Illumina paired-end (2 × 300 bp) sequencing produced a total of 8,272,114 paired-end reads, with an average fragment length of 256 bp, which were then analyzed to generate 1,796,432,923 bp of sequence. The results contain 31,772,592 mapped nucleotides with an average coverage of 202× on the chloroplast genome. Contig alignment and scaffolding based on paired-end data resulted in a complete circular C. frutescens chloroplast genome sequence (Fig. 1). The chloroplast genome of C. frutescens has been deposited in GenBank (accession no.
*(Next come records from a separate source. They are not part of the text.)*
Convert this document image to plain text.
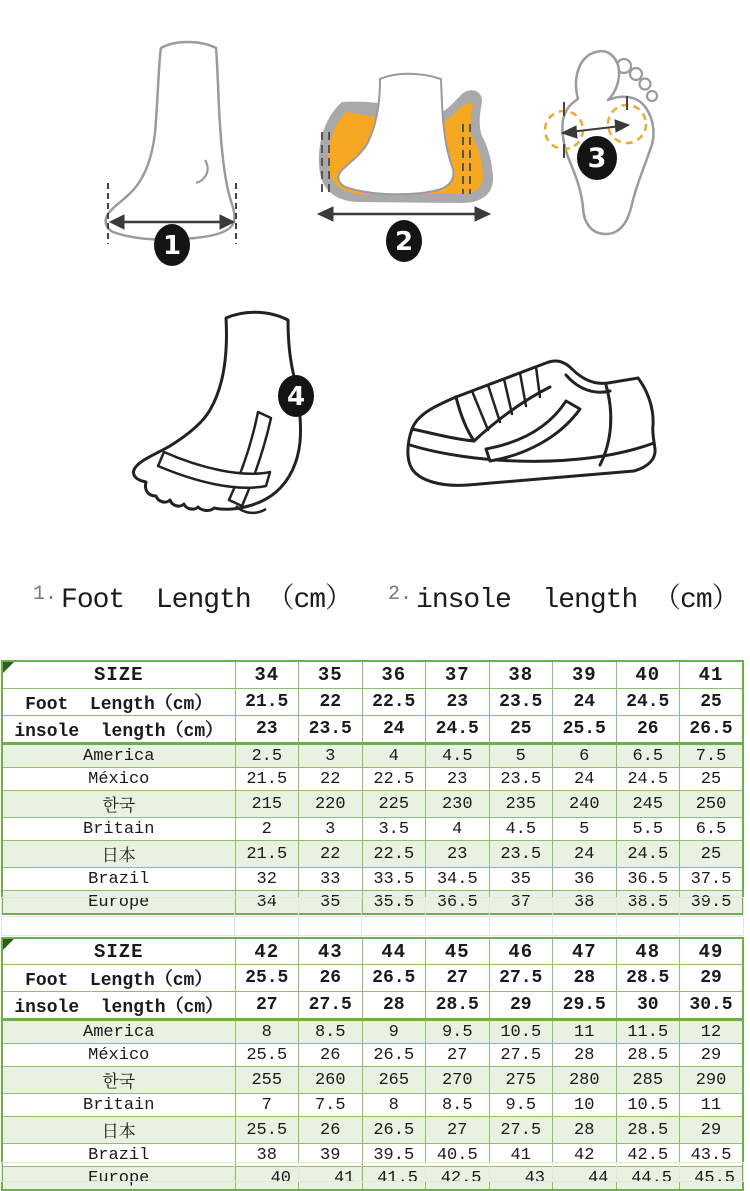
1	2
3
4
1. Foot  Length （cm） 2. insole  length （cm）
SIZE	34	35	36	37	38	39	40	41
Foot  Length（cm）	21.5	22	22.5	23	23.5	24	24.5	25
insole  length（cm）	23	23.5	24	24.5	25	25.5	26	26.5
America	2.5	3	4	4.5	5	6	6.5	7.5
México	21.5	22	22.5	23	23.5	24	24.5	25
한국	215	220	225	230	235	240	245	250
Britain	2	3	3.5	4	4.5	5	5.5	6.5
日本	21.5	22	22.5	23	23.5	24	24.5	25
Brazil	32	33	33.5	34.5	35	36	36.5	37.5
Europe	34	35	35.5	36.5	37	38	38.5	39.5

SIZE	42	43	44	45	46	47	48	49
Foot  Length（cm）	25.5	26	26.5	27	27.5	28	28.5	29
insole  length（cm）	27	27.5	28	28.5	29	29.5	30	30.5
America	8	8.5	9	9.5	10.5	11	11.5	12
México	25.5	26	26.5	27	27.5	28	28.5	29
한국	255	260	265	270	275	280	285	290
Britain	7	7.5	8	8.5	9.5	10	10.5	11
日本	25.5	26	26.5	27	27.5	28	28.5	29
Brazil	38	39	39.5	40.5	41	42	42.5	43.5
Europe	40	41	41.5	42.5	43	44	44.5	45.5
KR078312; National Center for Biotechnology Information [NCBI]). It has a total length of 156,817 bp and is composed of an LSC of 87,380 bp, two IRs of 25,792 bp, and an SSC of 17,853 bp. The overall GC content of the C. frutescens chloroplast genome is 37.7%, with the IRs having a higher GC content (43.1%) than the LSC (35.7%) and SSC (32.0%) due to the presence of GC-rich ribosomal RNA (rRNA) genes. The C. frutescens chloroplast genome encodes 132 unique genes (Appendix 1), including 87 protein-coding genes, 37 tRNA genes, and eight rRNA genes. Seven of these genes are duplicated in the IR regions, nine genes (rps16, atpF, rpoC1, petB, petD, rpl16, rpl2(IR), ndhB(IR), ndhA) and six tRNA genes contain one intron, and two genes (clpP, rps12) and one ycf (ycf3) contain two introns (Fig. 1).
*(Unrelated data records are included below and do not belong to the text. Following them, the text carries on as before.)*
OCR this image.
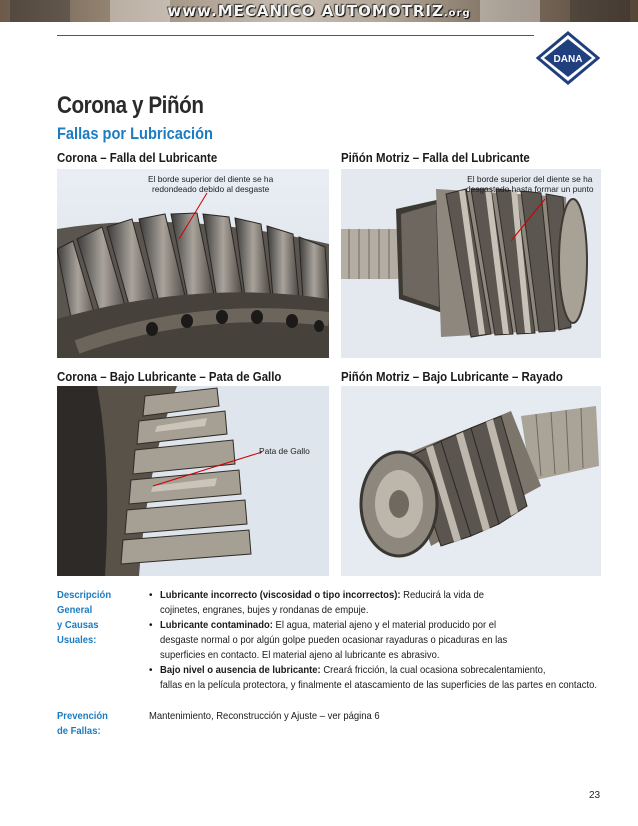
www.MECANICO AUTOMOTRIZ.org
DANA
Corona y Piñón
Fallas por Lubricación
Corona – Falla del Lubricante
El borde superior del diente se ha
redondeado debido al desgaste
Piñón Motriz – Falla del Lubricante
El borde superior del diente se ha
desgastado hasta formar un punto
Corona – Bajo Lubricante – Pata de Gallo
Pata de Gallo
Piñón Motriz – Bajo Lubricante – Rayado
Descripción
General
y Causas
Usuales:
• Lubricante incorrecto (viscosidad o tipo incorrectos): Reducirá la vida de
cojinetes, engranes, bujes y rondanas de empuje.
• Lubricante contaminado: El agua, material ajeno y el material producido por el
desgaste normal o por algún golpe pueden ocasionar rayaduras o picaduras en las
superficies en contacto. El material ajeno al lubricante es abrasivo.
• Bajo nivel o ausencia de lubricante: Creará fricción, la cual ocasiona sobrecalentamiento,
fallas en la película protectora, y finalmente el atascamiento de las superficies de las partes en contacto.
Prevención
de Fallas:
Mantenimiento, Reconstrucción y Ajuste – ver página 6
23
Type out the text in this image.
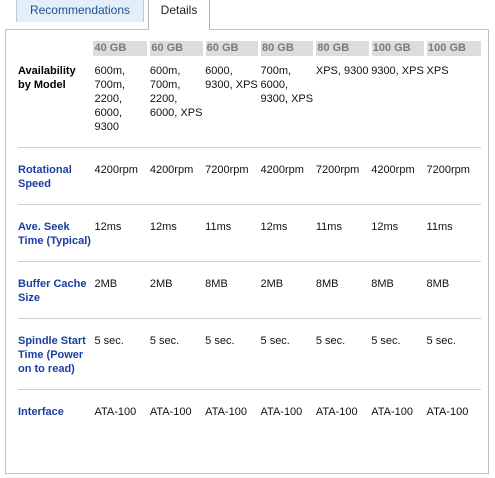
Recommendations	Details
	40 GB	60 GB	60 GB	80 GB	80 GB	100 GB	100 GB
Availability by Model	600m, 700m, 2200, 6000, 9300	600m, 700m, 2200, 6000, XPS	6000, 9300, XPS	700m, 6000, 9300, XPS	XPS, 9300	9300, XPS	XPS

Rotational Speed	4200rpm	4200rpm	7200rpm	4200rpm	7200rpm	4200rpm	7200rpm

Ave. Seek Time (Typical)	12ms	12ms	11ms	12ms	11ms	12ms	11ms

Buffer Cache Size	2MB	2MB	8MB	2MB	8MB	8MB	8MB

Spindle Start Time (Power on to read)	5 sec.	5 sec.	5 sec.	5 sec.	5 sec.	5 sec.	5 sec.

Interface	ATA-100	ATA-100	ATA-100	ATA-100	ATA-100	ATA-100	ATA-100
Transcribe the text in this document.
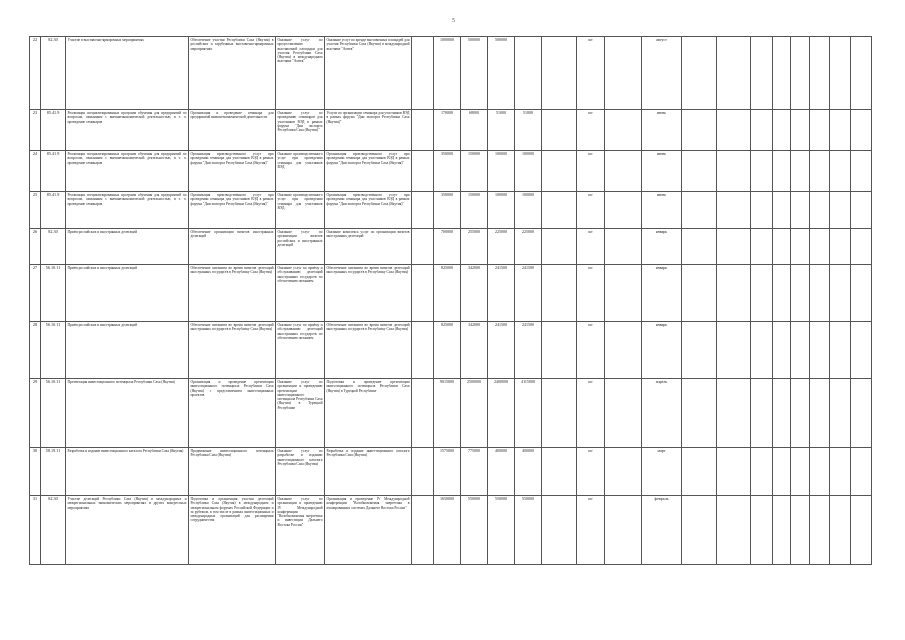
5
22	82.30	Участие в выставочно-ярмарочных мероприятиях	Обеспечение участия Республики Саха (Якутия) в российских и зарубежных выставочно-ярмарочных мероприятиях	Оказание услуг по предоставлению выставочной площадки для участия Республики Саха (Якутия) в международном выставке "Амтек"	Оказание услуг по аренде выставочных площадей для участия Республики Саха (Якутия) в международной выставке "Амтек"		1000000	500000	500000			шт		август								
23	85.41.9	Реализация специализированных программ обучения для предприятий по вопросам, связанным с внешнеэкономической деятельностью, в т. ч. проведение семинаров	Организация и проведение семинара для предприятий внешнеэкономической деятельности	Оказание услуг по проведению семинаров для участников ВЭД в рамках форума "Дни экспорта Республики Саха (Якутия)"	Услуги по организации семинара для участников ВЭД в рамках форума "Дни экспорта Республики Саха (Якутия)"		170000	68000	51000	51000		шт		июнь								
24	85.41.9	Реализация специализированных программ обучения для предприятий по вопросам, связанным с внешнеэкономической деятельностью, в т. ч. проведение семинаров	Организация производственного услуг при проведении семинара для участников ВЭД в рамках форума "Дни экспорта Республики Саха (Якутия)"	Оказание производственного услуг при проведении семинара для участников ВЭД	Организация производственного услуг при проведении семинара для участников ВЭД в рамках форума "Дни экспорта Республики Саха (Якутия)"		350000	150000	100000	100000		шт		июнь								
25	85.41.9	Реализация специализированных программ обучения для предприятий по вопросам, связанным с внешнеэкономической деятельностью, в т. ч. проведение семинаров	Организация производственного услуг при проведении семинара для участников ВЭД в рамках форума "Дни экспорта Республики Саха (Якутия)"	Оказание производственного услуг при проведении семинара для участников ВЭД	Организация производственного услуг при проведении семинара для участников ВЭД в рамках форума "Дни экспорта Республики Саха (Якутия)"		350000	150000	100000	100000		шт		июнь								
26	82.30	Приём российских и иностранных делегаций	Обеспечение организации визитов иностранных делегаций	Оказание услуг по организации визитов российских и иностранных делегаций	Оказание комплекса услуг по организации визитов иностранных делегаций		700000	255000	225000	225000		шт		январь								
27	56.10.11	Приём российских и иностранных делегаций	Обеспечение питанием во время визитов делегаций иностранных государств в Республику Саха (Якутия)	Оказание услуг по приёму и обслуживанию делегаций иностранных государств по обеспечению питанием	Обеспечение питанием во время визитов делегаций иностранных государств в Республику Саха (Якутия)		825000	342000	241500	241500		шт		январь								
28	56.10.11	Приём российских и иностранных делегаций	Обеспечение питанием во время визитов делегаций иностранных государств в Республику Саха (Якутия)	Оказание услуг по приёму и обслуживанию делегаций иностранных государств по обеспечению питанием	Обеспечение питанием во время визитов делегаций иностранных государств в Республику Саха (Якутия)		825000	342000	241500	241500		шт		январь								
29	56.10.11	Презентация инвестиционного потенциала Республики Саха (Якутия)	Организация и проведение презентации инвестиционного потенциала Республики Саха (Якутия) с представлением инвестиционных проектов	Оказание услуг по организации и проведению презентации инвестиционного потенциала Республики Саха (Якутия) в Турецкой Республике	Подготовка и проведение презентации инвестиционного потенциала Республики Саха (Якутия) в Турецкой Республике		9015000	2500000	2400000	4115000		шт		апрель								
30	58.19.11	Разработка и издание инвестиционного каталога Республики Саха (Якутия)	Продвижение инвестиционного потенциала Республики Саха (Якутия)	Оказание услуг по разработке и изданию инвестиционного каталога Республики Саха (Якутия)	Разработка и издание инвестиционного каталога Республики Саха (Якутия)		1575000	775000	400000	400000		шт		март								
31	82.30	Участие делегаций Республики Саха (Якутия) в международных и межрегиональных экономических мероприятиях и других конгрессных мероприятиях	Подготовка и организация участия делегаций Республики Саха (Якутия) в международном и межрегиональном форумах Российской Федерации и за рубежом, в том числе в рамках инвестиционных и международных организаций для расширения сотрудничества	Оказание услуг по организации и проведению IV Международной конференции "Возобновляемая энергетика и инвестиции Дальнего Востока России"	Организация и проведение IV Международной конференции "Возобновляемая энергетика в изолированных системах Дальнего Востока России"		1650000	550000	550000	550000		шт		февраль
The size of the C. frutescens chloroplast genome (156,817 bp) was larger than reported for Capsicum species such as C. annuum var. glabriusculum (Dunal) Heiser & Pickersgill (GenBank accession no. KJ619462) and C. annuum (GenBank accession no. NC_018552). The lengths of the LSC and IRs in C. frutescens differed from those in the other two species and contributed to the variation of chloroplast genome size. For example, the C. frutescens chloroplast genome was 36 bp longer than the reported C. annuum chloroplast genome and 205 bp longer than the C. annuum var. glabriusculum chloroplast genome. Furthermore, the SSC and IR regions of C. frutescens were 3 and 9 bp longer, respectively, and the LSC region was 14 bp shorter and 167 bp longer, respectively, than those of the previously reported chloroplast genomes. The average GC content in the C. frutescens chloroplast genome is 37.7%, similar to other Capsicum species.
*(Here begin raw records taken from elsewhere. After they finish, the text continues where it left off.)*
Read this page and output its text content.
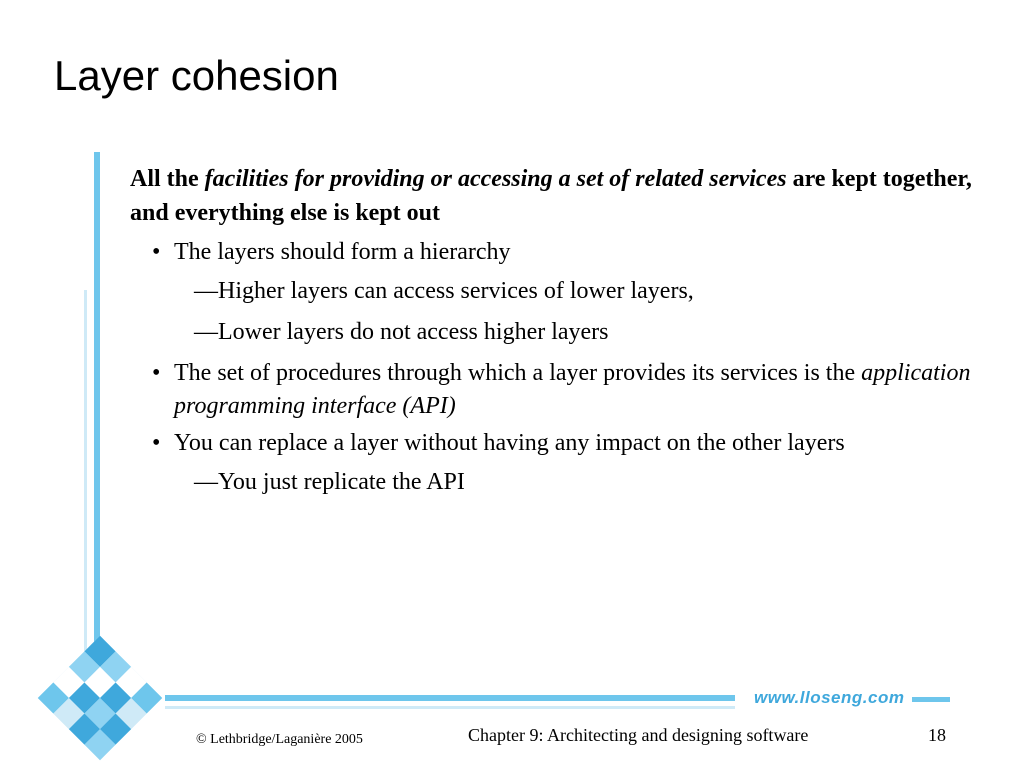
Layer cohesion
www.lloseng.com

All the facilities for providing or accessing a set of related services are kept together, and everything else is kept out

• The layers should form a hierarchy
—Higher layers can access services of lower layers,
—Lower layers do not access higher layers
• The set of procedures through which a layer provides its services is the application programming interface (API)
• You can replace a layer without having any impact on the other layers
—You just replicate the API
© Lethbridge/Laganière 2005	Chapter 9: Architecting and designing software	18
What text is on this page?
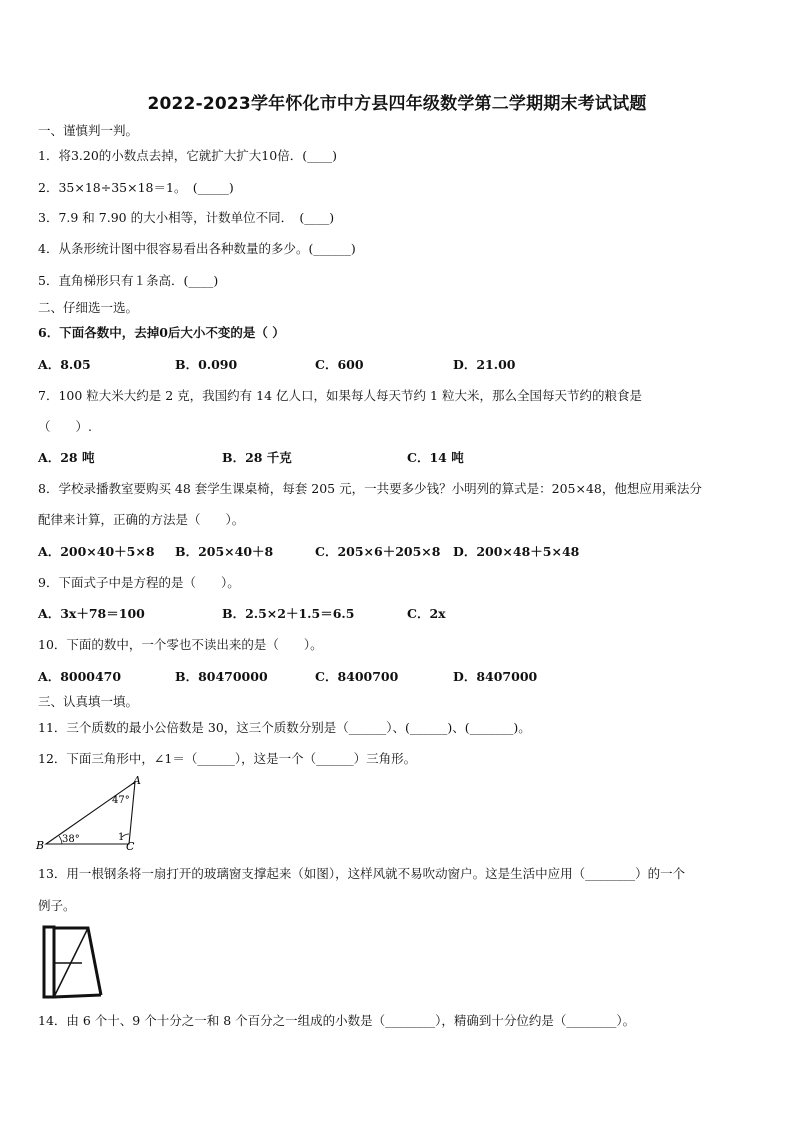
2022-2023学年怀化市中方县四年级数学第二学期期末考试试题
一、谨慎判一判。
1．将3.20的小数点去掉，它就扩大扩大10倍．(____)
2．35×18÷35×18＝1。　(_____)
3．7.9 和 7.90 的大小相等，计数单位不同．　(____)
4．从条形统计图中很容易看出各种数量的多少。(______)
5．直角梯形只有１条高．(____)
二、仔细选一选。
6．下面各数中，去掉0后大小不变的是（ ）
A．8.05	B．0.090	C．600	D．21.00
7．100 粒大米大约是 2 克，我国约有 14 亿人口，如果每人每天节约 1 粒大米，那么全国每天节约的粮食是
（　　）.
A．28 吨	B．28 千克	C．14 吨
8．学校录播教室要购买 48 套学生课桌椅，每套 205 元，一共要多少钱？小明列的算式是：205×48，他想应用乘法分
配律来计算，正确的方法是（　　）。
A．200×40＋5×8 B．205×40＋8	C．205×6＋205×8 D．200×48＋5×48
9．下面式子中是方程的是（　　）。
A．3x＋78＝100	B．2.5×2＋1.5＝6.5	C．2x
10．下面的数中，一个零也不读出来的是（　　）。
A．8000470	B．80470000	C．8400700	D．8407000
三、认真填一填。
11．三个质数的最小公倍数是 30，这三个质数分别是（______）、(______)、(_______)。
12．下面三角形中，∠1＝（______），这是一个（______）三角形。
A
B	C
47°
38°	1
13．用一根钢条将一扇打开的玻璃窗支撑起来（如图），这样风就不易吹动窗户。这是生活中应用（________）的一个
例子。
14．由 6 个十、9 个十分之一和 8 个百分之一组成的小数是（________），精确到十分位约是（________）。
The organization and gene order of the Capsicum chloroplast genome exhibited the general chloroplast genome structure seen in angiosperms (Sugiura, 1992). The Capsicum chloroplast genome contains 132 genes (Appendix 2), of which there were eight rRNA genes, 37 tRNA genes, 21 ribosomal subunit genes (12 small subunit and nine large subunit), and four DNA-directed RNA polymerase genes. Forty-six genes were involved in photosynthesis, of which 11 encoded subunits of the NADH-oxidoreductase, seven for photosystem I, 15 for photosystem II, six for the cytochrome b6/f complex, six for different subunits of ATP synthase, and one for the large chain of ribulose bisphosphate carboxylase/oxygenase (RuBisCO). Five genes were involved in different functions, and three genes were of unknown function. As shown in Fig. 1 and Appendix 2, genome organization appeared to be more conserved with unique gene sequences, as discovered previously in Capsicum species (Jo et al., 2011; Zeng et al., 2014; Raveendar et al., 2015a). However, in this newly determined chloroplast genome, we found 132 predicted genes and size variations were observed in the IR and LSC regions.

Table 3.

Indel markers of the Capsicum frutescens chloroplast genome.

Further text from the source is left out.